As announced earlier in the year, the Group identified a malpractice in Portugal that resulted in a restatement of the prior year comparative results. As previously reported, the adjustment resulted in a reduction to the comparative underlying profit before tax of €3.5 million.
Dividends
In line with recent previous statements, and in view of the continued difficult trading environment, the Board has not recommended payment of a dividend for the year ended 31 December 2007. The Board’s intention is to recommence the payment of dividends when the financial and trading position of the Group allows.
Outlook
Looking ahead to 2008, we are now more cautious in view of the weakening economic environment. We expect to make continued progress with the turnaround of the Group.
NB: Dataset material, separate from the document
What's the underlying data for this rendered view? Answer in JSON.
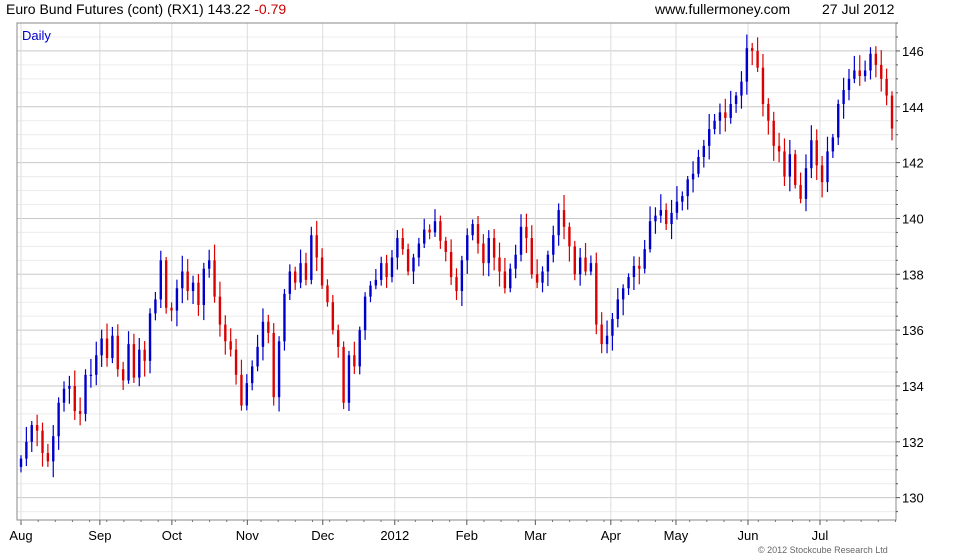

However, our planning assumptions, reflecting recent trading conditions, are for continued volume growth, but with rental rate per day now improving less than previously expected. We continue to maintain tight control of cost and plan to make continued improvements in key efficiency measures, particularly vehicle utilisation.
Strategic development
We continue to make good progress in improving the results of the business. An initial review of the strategy has been undertaken by Pascal Bazin, following his appointment as the new Group Chief Executive on 1 January 2008. Whilst the main elements of the strategy will remain unchanged, we will continue to evolve the strategy to deliver the turnaround in the Group’s results and will now be placing more emphasis on the areas outlined in the strategy section of the Business Review. In addition, we will be adopting a stronger operational approach, with more emphasis on delivery, accountability and implementation, as well as on accelerating benefits from recent investment in initiatives.
Employees and Directors
I would like to welcome Pascal Bazin, who was appointed as Group Chief Executive from 1 January 2008, replacing Murray Hennessy. After three and a half years Murray and the Board agreed that it was the right time to pass the leadership of the Group to someone who would take the business to the next stage of its development. On behalf of the Board, I would like to thank Murray for his significant contribution. He developed the Group’s recovery strategy and positioned the Group for a return to profitable growth despite a backdrop of difficult markets.
Pascal was previously President and Managing Director of Avis France and a member of the Group’s Executive Board, positions he held since 20 May 2005. He is a proven truly international operator, who has successfully led a number of consumer-facing businesses both through turnaround and development situations. He delivered a significant recovery at Avis France during his two and a half years with the company.
Finally, I would like to thank all our employees around the world for their continued hard work, enthusiasm, loyalty and professionalism. As always, it is their efforts on behalf of our customers that really make the difference and we have demonstrated further good progress in all our key customer satisfaction scores this year. We have continued to win a large number of industry awards including the SOCAP Award for Innovation at the National Customer Service Awards in London and four prestigious British Travel Awards 2007: Best Business Car Hire Company, Consumers Favourite Business Car Hire Company, Best Leisure Car Hire Company and Consumers Favourite Leisure Car Hire Company.